The task may seem daunting at first, but it’s possible to develop a disciplined strategy that delivers Innovation time and time again for sustained long-term profitability. Make developing that strategy your 2012 New Year’s resolution.
“Robert’s Rules of Innovation” outlines specific steps to implement Innovation. Here are some tips:
1. Define your organization’s needs. What type of innovation are you trying to achieve? An incremental innovation that introduces a new process or feature? Or a transformative breakthrough that completely changes the marketplace? The latter is more difficult to achieve but holds the greatest potential. Choosing the path that makes the most sense for your organization will help in the Innovation process.

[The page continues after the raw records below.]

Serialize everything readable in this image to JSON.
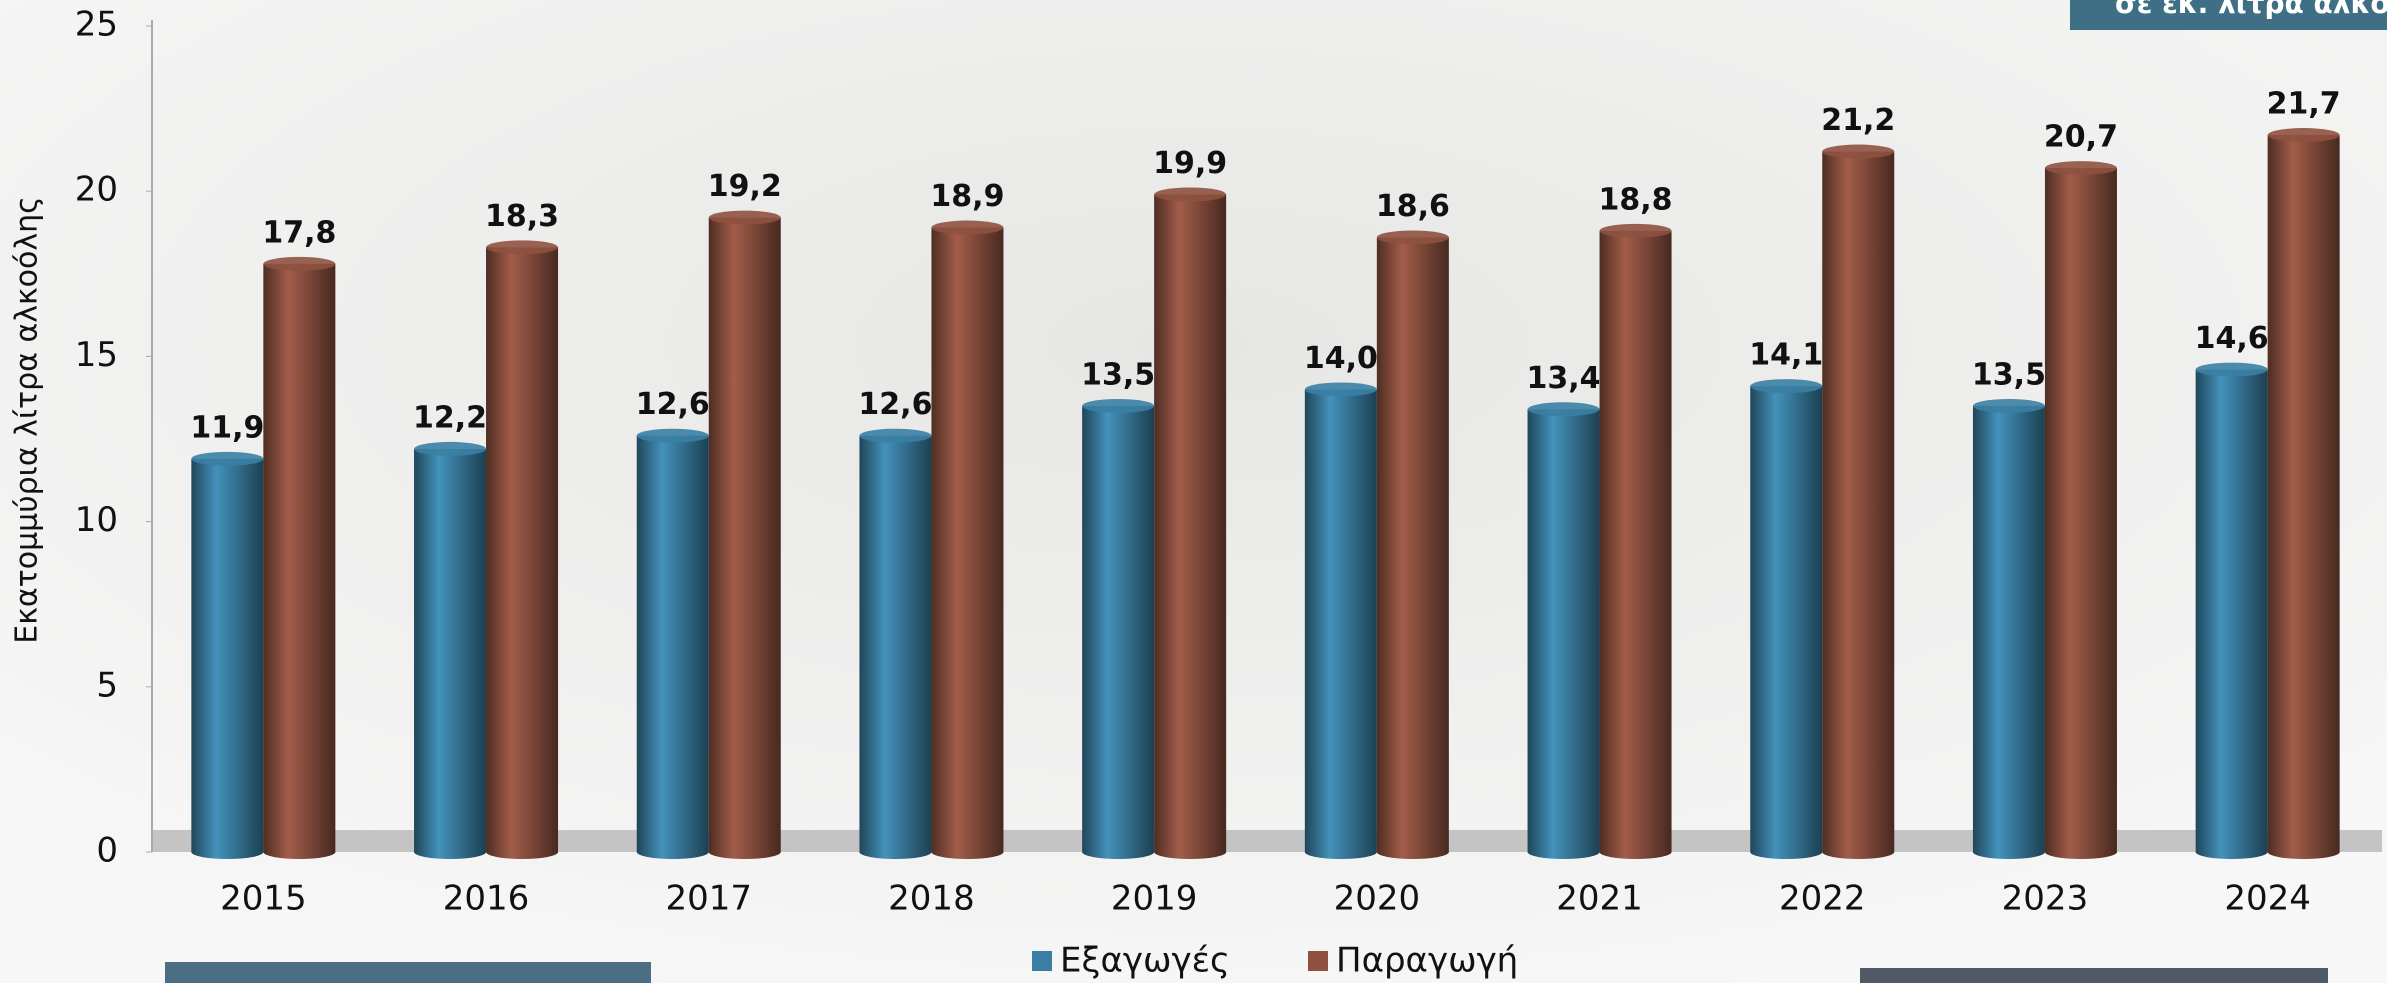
{
  "chart_data": {
    "type": "bar",
    "y_label": "Εκατομμύρια λίτρα αλκοόλης",
    "annotation": "σε εκ. λίτρα αλκοόλης",
    "categories": [
      "2015",
      "2016",
      "2017",
      "2018",
      "2019",
      "2020",
      "2021",
      "2022",
      "2023",
      "2024"
    ],
    "series": [
      {
        "name": "Εξαγωγές",
        "color": "#3a7fa3",
        "values": [
          11.9,
          12.2,
          12.6,
          12.6,
          13.5,
          14.0,
          13.4,
          14.1,
          13.5,
          14.6
        ],
        "value_labels": [
          "11,9",
          "12,2",
          "12,6",
          "12,6",
          "13,5",
          "14,0",
          "13,4",
          "14,1",
          "13,5",
          "14,6"
        ]
      },
      {
        "name": "Παραγωγή",
        "color": "#8e5140",
        "values": [
          17.8,
          18.3,
          19.2,
          18.9,
          19.9,
          18.6,
          18.8,
          21.2,
          20.7,
          21.7
        ],
        "value_labels": [
          "17,8",
          "18,3",
          "19,2",
          "18,9",
          "19,9",
          "18,6",
          "18,8",
          "21,2",
          "20,7",
          "21,7"
        ]
      }
    ],
    "ylim": [
      0,
      25
    ],
    "yticks": [
      0,
      5,
      10,
      15,
      20,
      25
    ],
    "legend": "bottom"
  }
}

2. Formulate a new product development process. Each organization’s NPD process can have a different number of steps, so long as they form a structured plan. A three-stage plan may include: Stage 1 product definition, where a product is examined for its brand strategy, profit potential, and competitive analysis. If the product is a “go” then it moves to Stage 2: the qualification process where a first article product is made and tested for quality assurance. Finally, Stage 3 is Revenue where the product is launched.
3. Create a road map to success. The key elements are examining quality of projects, capability of managing them successfully, and capacity of the organization for maintaining a portfolio of well-managed projects. No matter what NPD process you decide to use, stick to the road map to ensure that each stage, and tasks within each stage, are clearly defined.
4. Some more guidelines for progress: remember to stick to your go/no-go criteria for moving forward with developments. All projects should undergo the same scrutiny, regardless of who suggested it! Also, many organizations are incorporating a “discovery phase” into the Innovation process to allow for more experimentation. This step is beneficial for making decisions based on long-term sustainable Innovation, and not on current budget restraints alone.
In a world of increasing business competition, Innovation is key to a company’s survival. Creating an Innovation strategy that makes sense for your organization is entirely feasible, and an absolute must for creating profit for your company.